Tuesday, October 17, 2017

Do you trust him?

Do you trust him to prosecute your case?

If you have been following the news you will have heard about a hate crime that the feds are prosecuting in Iowa where a man murdered a transgender high school student last year.
Aiding Transgender Case, Sessions Defies His Image on Civil Rights
New York Times
By Matt Apuzzo
October 15, 2017

WASHINGTON — The Justice Department has dispatched an experienced federal hate crimes lawyer to Iowa to help prosecute a man charged with murdering a transgender high school student last year, a highly unusual move that officials said was personally initiated by Attorney General Jeff Sessions.

In taking the step, Mr. Sessions, a staunch conservative, is sending a signal that he has made a priority of fighting violence against transgender people individually, even as he has rolled back legal protections for them collectively.

The Justice Department rarely assigns its lawyers to serve as local prosecutors, and only in cases in which they can provide expertise in areas that the federal government views as significant. By doing so in this instance, Mr. Sessions put the weight of the government behind a small-city murder case with overtones of gender identity and sexuality.
So this is unusual in two ways, the first in that the Department of Justice is prosecuting the case and the second thing is that they are doing at all because of all the rhetoric that the U.S. Attorney General has made about us not being covered under Title VII and Title IX.
The difference might be because of the Matthew Shepard and James Byrd Hate crime law that specifically spells out protection for us.
 “This is just one example of the attorney general’s commitment to enforcing the laws enacted by Congress and to protecting the civil rights of all individuals,” said Devin O’Malley, a spokesman for the Justice Department.
[…]
But he has also brought several hate crime cases, including one against a man accused of burning a mosque. He condemned white supremacist violence in Charlottesville, Va., far more forcefully than the president. And he has vowed tough action against hate crimes, speaking aggressively in ways that few of his most ardent opponents could have predicted. He has tied enforcement of those crimes to his tough stance against violence, a cornerstone of his policies as attorney general.
But still for me I would be a little leery and wonder how much effort the federal government will put into the case.

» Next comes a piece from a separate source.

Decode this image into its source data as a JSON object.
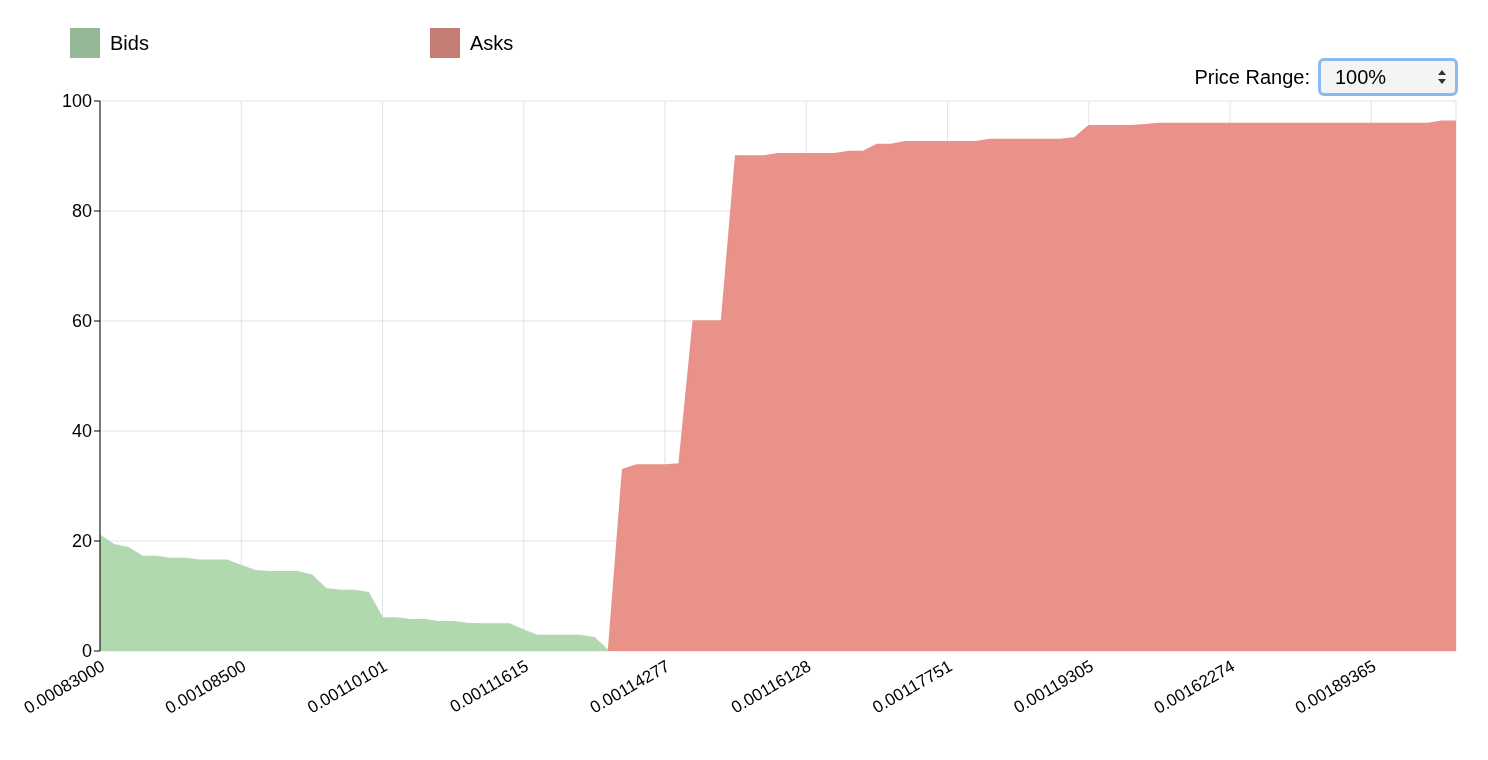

And I’m not the only one to think that, in an article in Pink News,
Trump’s Attorney General ‘cynically exploiting’ murder of trans teenBy Nick Duffy
16th October 2017

Trump’s Attorney General has been accused of cynically exploiting a transphobic murder for good PR.

16-year-old Kedarie Johnson was shot to death last year in Iowa.

Jorge “Lumni” Sanders-Galvez was charged with first-degree murder over the shooting, but the state’s hate crime laws do not protect LGBT people, meaning the case could not be treated as a hate crime.

However, Trump’s Attorney General Jeff Sessions has intervened in the case – putting out a release declaring that he would pursue hate crime charges federally.
[…]
Pro-LGBT law firm Lambda Legal accused Sessions of a “cynical publicity stunt” by seeking positive coverage for simply following the precedent set by the Obama administration, at the same time he works to undermine civil rights protections for transgender workers.

Lambda Legal Director of Strategy Sharon McGowan said: “Of course it is important and right that the Department of Justice assist in bringing to justice the murderer of Kedarie/Kandicee Johnson, one of the far too many transgender people, and especially transgender people of color, targeted in the ongoing lethal epidemic of hate violence.

“But it is the height of cynicism for Attorney General Jeff Sessions to use this – frankly rare – instance of civil rights enforcement under his tenure to deflect from the current department’s sustained opposition to its historic mission.
Maybe the Attorney General Jeff Sessions sees hate crime differently than discrimination; hopefully that is the case.